È la salute pubblica (Trib. Trento, 16/7/2004): il reato è di pericolo comune perché l’epidemia, ancorché danneggi i singoli soggetti colpiti, è fonte di possibili danni ulteriori, sicché minaccia di coinvolgere un numero indeterminato di persone non ancora aggredite (diffusività e incontrollabilità) (Fiandaca-Musco, Diritto penale, cit., 537; Cass. pen. sez. I, n. 48014/2019: “in tema di epidemia, l’evento tipico del reato consiste in una malattia contagiosa che, per la sua spiccata diffusività, si presenta in grado di infettare, nel medesimo tempo e nello stesso luogo, una moltitudine di destinatari, recando con sé, in ragione della capacità di ulteriore espansione e di agevole propagazione, il pericolo di contaminare una porzione ancor più vasta di popolazione”).

In giurisprudenza, circa il delitto di epidemia colposa, si è precisato che non è configurabile la responsabilità a titolo di omissione in quanto l’art. 438 c.p., con la locuzione “mediante la diffusione di germi patogeni”, richiede una condotta commissiva a forma vincolata, incompatibile con il disposto dell’art. 40 co. 2 c.p., riferibile esclusivamente alle fattispecie a forma libera (Cass. pen. sez.
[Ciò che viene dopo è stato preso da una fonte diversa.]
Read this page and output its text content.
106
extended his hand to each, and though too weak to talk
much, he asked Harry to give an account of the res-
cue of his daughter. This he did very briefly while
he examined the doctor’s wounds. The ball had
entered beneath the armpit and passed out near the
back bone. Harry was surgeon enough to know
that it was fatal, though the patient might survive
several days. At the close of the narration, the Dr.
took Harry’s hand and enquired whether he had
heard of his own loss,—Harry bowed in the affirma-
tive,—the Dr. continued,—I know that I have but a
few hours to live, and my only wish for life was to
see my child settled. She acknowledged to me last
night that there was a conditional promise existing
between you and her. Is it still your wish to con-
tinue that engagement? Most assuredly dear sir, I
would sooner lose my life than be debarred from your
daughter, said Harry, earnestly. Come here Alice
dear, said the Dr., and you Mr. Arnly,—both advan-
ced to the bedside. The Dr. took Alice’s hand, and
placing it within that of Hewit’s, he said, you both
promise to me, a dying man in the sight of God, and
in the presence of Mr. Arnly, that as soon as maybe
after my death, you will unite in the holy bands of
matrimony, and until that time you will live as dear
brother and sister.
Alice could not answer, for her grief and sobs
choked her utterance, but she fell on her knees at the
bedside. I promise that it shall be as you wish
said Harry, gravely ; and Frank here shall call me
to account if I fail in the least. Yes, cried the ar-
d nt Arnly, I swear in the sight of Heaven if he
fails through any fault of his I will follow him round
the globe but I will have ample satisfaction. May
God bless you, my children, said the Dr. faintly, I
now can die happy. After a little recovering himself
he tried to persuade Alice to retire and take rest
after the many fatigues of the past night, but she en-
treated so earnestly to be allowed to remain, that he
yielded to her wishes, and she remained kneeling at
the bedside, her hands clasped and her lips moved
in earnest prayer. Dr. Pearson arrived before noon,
IV, n. 9133/2018: nella specie, si discuteva di un caso di contaminazione dell’acqua pubblica che aveva determinato un’infezione di gastroenterite nella popolazione; la Corte Suprema ha riqualificato il reato contestato di epidemia colposa in quello di adulterazione colposa di acque destinate all’alimentazione).
Da ultimo, va segnalato che in passato, con motivazione discutibile, si era deciso che “non incorre nel reato di epidemia colposa chiunque, in qualsiasi modo, provochi un’epidemia, come ad esempio chi, sapendosi affetto da male contagioso, si mescoli alla folla pur prevedendo che infetterà altre persone. Infatti, la norma – che per ragioni logiche, anche in vista del criterio storico, dev’essere interpretata restrittivamente – non punisce chiunque cagioni un’epidemia, ma chi la cagioni mediante la diffusione di germi patogeni di cui abbia il possesso, anche in vivo (animali di laboratorio), mentre deve escludersi che una persona, affetta da malattia contagiosa abbia il possesso dei germi che l’affliggono” (Trib. Bolzano, 13/3/1979).